Journey from Leadership Training to PTFI’s Diversity and Inclusion Team
15 October 2020
Ledyani Simarmata, at the time Superintendent-Media Relations Engagement at PT Freeport Indonesia, traveled to Washington, D.C., New York City and Arizona as the first Indonesian selected to join the McCain Institute’s prestigious Next Generation Leaders program.
Creating change for the better is the point of the competitive, nine-month fellowship that equips leaders to serve causes greater than themselves in a complex and globalized world – inspired by the work of its namesake, the late U.S. Sen. John McCain from Arizona.
Now back home in Indonesia after spending nine months in the United States, she hopes to make a difference with the knowledge she’s gained. As the newest member of the Diversity and Inclusion Team, she hit the ground running by getting involved in an important project – moderator of an event bringing together global company executives and Jobsite leadership to discuss gender diversity and SINCERE values.
“SINCERE stands for Safety, Integrity, Commitment, Respect and Excellence, and it serves as guidance for everyone in the company on how to treat each other, including the approach to diversity and inclusion,” she said. “The discussion showcased this standard – and leaders were able to share and help our internal community embraces these values.”
SINCERE, which mirror the values detailed in the global Principles of Business Conduct act as a cornerstone of the company’s commitment to ethical business practices – from complying with laws to avoiding conflicts of interest to treating fellow colleagues and stakeholders with respect – key to encouraging women’s participation in the workforce.
“We are pleased that she is sharing what she has learned at the McCain Institute as part of our Diversity and Inclusion team as we work together to increase awareness about diversity in our organization,” said Kayla Guidroz, Technical Expert-Corporate Policy Alignment at PTFI and a member of the Diversity and Inclusion Team. “She shows a great deal of passion for our company values and will be an integral part of both the company’s future and the success of the Diversity team’s goals.”
Diversity and Inclusion
The event moderated by Simarmata was one of several during the Indonesian Independence Day celebration and featured Kathleen Quirk, Executive Vice President and Chief Financial Officer; Tony Wenas, President Director-PTFI; and Mark Johnson, Director, Executive Vice President and Chief Operating Officer-PTFI, speaking about the importance of embracing diversity and its role as a core company value.

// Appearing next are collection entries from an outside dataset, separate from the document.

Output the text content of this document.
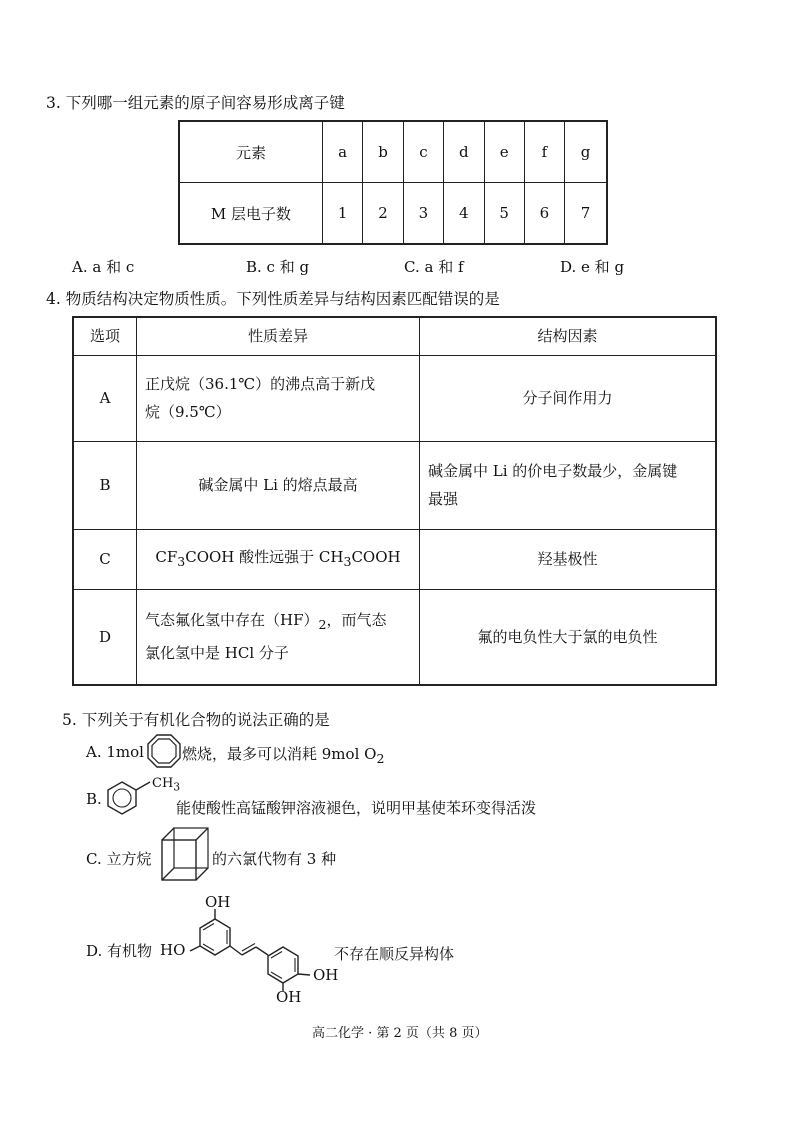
3. 下列哪一组元素的原子间容易形成离子键
元素	a	b	c	d	e	f	g
M 层电子数	1	2	3	4	5	6	7
A. a 和 c	B. c 和 g	C. a 和 f	D. e 和 g
4. 物质结构决定物质性质。下列性质差异与结构因素匹配错误的是
选项	性质差异	结构因素
A	正戊烷（36.1℃）的沸点高于新戊
烷（9.5℃）	分子间作用力
B	碱金属中 Li 的熔点最高	碱金属中 Li 的价电子数最少，金属键
最强

C	$CF_3COOH$ 酸性远强于 $CH_3COOH$	羟基极性
D	气态氟化氢中存在$(HF)_2$，而气态
氯化氢中是 HCl 分子	氟的电负性大于氯的电负性
5. 下列关于有机化合物的说法正确的是
A. 1mol	燃烧，最多可以消耗 9mol $O_2$
B.
$CH_3$
能使酸性高锰酸钾溶液褪色，说明甲基使苯环变得活泼
C. 立方烷	的六氯代物有 3 种
D. 有机物 HO
OH
OH
OH
不存在顺反异构体
高二化学 · 第 2 页（共 8 页）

In Indonesia, women make up only seven percent of the company’s workforce but more than half of the country’s workforce. Freeport-McMoRan worldwide has a global target of 15 percent of women in the workforce. In North America, women make up 19 percent of the workforce, and in Indonesia the number is lower, giving us a global average of 13 percent, which has not changed since 2018.
“In Indonesia, we may be faced with unique challenges, but the women in our workforce are capable and competitive and paving the way for others. When we encourage a balanced representation of women and men, our organization is stronger and everyone benefits,” Simarmata said.
Perseverance in A Pandemic
Simarmata, a former national TV journalist, had earned her master's degree from The University of Manchester, as a recipient of the British Government’s Chevening Scholarship, and joined PTFI in 2012. Simarmata first joined the company's media relations team, tasked to foster a healthy relationship between PTFI and the Indonesian media.
Her experience in the McCain Institute’s Next Generation Leaders program began in September 2019 with meetings with the country’s leaders from various fields in Washington, D.C., and then New York City. She then worked on her leadership action plan as a visiting fellow at the Arizona State University's Decision Theater Network in Tempe, Arizona. She rose to the challenge of completing the program successfully during the pandemic, under lockdown.
"It was one of the strangest experiences of my life. Everything was right on schedule, but as we entered the last three months of the program, everything suddenly changed,” Simarmata said. “But learning about how the virus spread rapidly in the United States and how the country dealt with the pandemic was also an important leadership takeaway for us.”
Simarmata completed the last three months of her fellowship in quarantine at her apartment in Arizona, half a world away from her family, friends and country as sessions went online and travel shut down.
During the quarantine, she invited her fellow Next Generation Leaders participants – representing countries around the world – to create online conversations, sharing their ideas and leadership journeys. Based on the positive feedback from the group, she created a YouTube channel called “Talks with Ledy.”
“I’m grateful for the fellowship opportunity, and the camaraderie of the group motivated us to stay close and connected and to have each other’s back,” she said.